Convergence Analysis of the Rank-Restricted Soft SVD Algorithm

TL;DR

This paper analyzes the convergence of the Rank-Restricted Soft SVD algorithm, identifies issues with standard convergence, and proposes modifications ensuring linear convergence for large sparse matrix decompositions.

Contribution

It provides a convergence analysis of RRSS, introduces a sign-consistency modification, and proves linear convergence of singular vectors and values.

Findings

Standard RRSS may not converge without modification

Sign consistency in singular vectors ensures convergence

Linear convergence to soft thresholded singular values

Abstract

The soft SVD is a robust matrix decomposition algorithm and a key component of matrix completion methods. However, computing the soft SVD for large sparse matrices is often impractical using conventional numerical methods for the SVD due to large memory requirements. The Rank-Restricted Soft SVD (RRSS) algorithm introduced by Hastie et al. addressed this issue by sequentially computing low-rank SVDs that easily fit in memory.
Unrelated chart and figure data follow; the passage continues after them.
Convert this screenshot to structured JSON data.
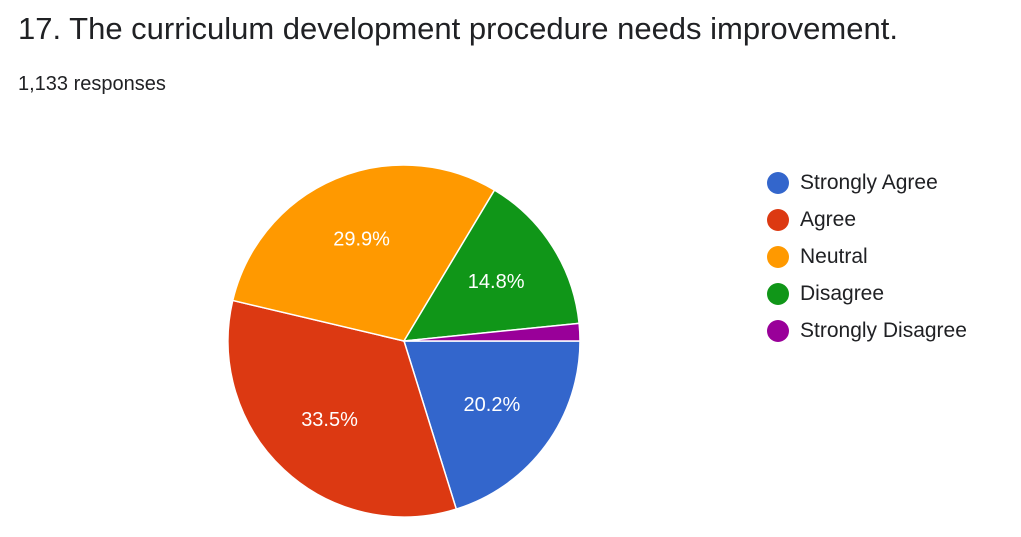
{
  "question": {
    "title": "17. The curriculum development procedure needs improvement.",
    "responses": "1,133 responses"
  },
  "chart_data": {
    "type": "pie",
    "categories": [
      "Strongly Agree",
      "Agree",
      "Neutral",
      "Disagree",
      "Strongly Disagree"
    ],
    "values": [
      20.2,
      33.5,
      29.9,
      14.8,
      1.6
    ],
    "data_labels": [
      "20.2%",
      "33.5%",
      "29.9%",
      "14.8%",
      ""
    ],
    "colors": [
      "#3366cc",
      "#dc3912",
      "#ff9900",
      "#109618",
      "#990099"
    ],
    "legend_position": "right"
  }
}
We analyze the convergence of the standard RRSS algorithm and we give examples where the standard algorithm does not converge. We show that convergence requires a modification of the standard algorithm, and is related to non-uniqueness of the SVD. Our modification specifies a consistent choice of sign for the left singular vectors of the low-rank SVDs in the iteration. Under these conditions, we prove linear convergence of the singular vectors using a technique motivated by alternating subspace iteration. We then derive a fixed point iteration for the evolution of the singular values and show linear convergence to the soft thresholded singular values of the original matrix. This last step requires a perturbation result for fixed point iterations which may be of independent interest.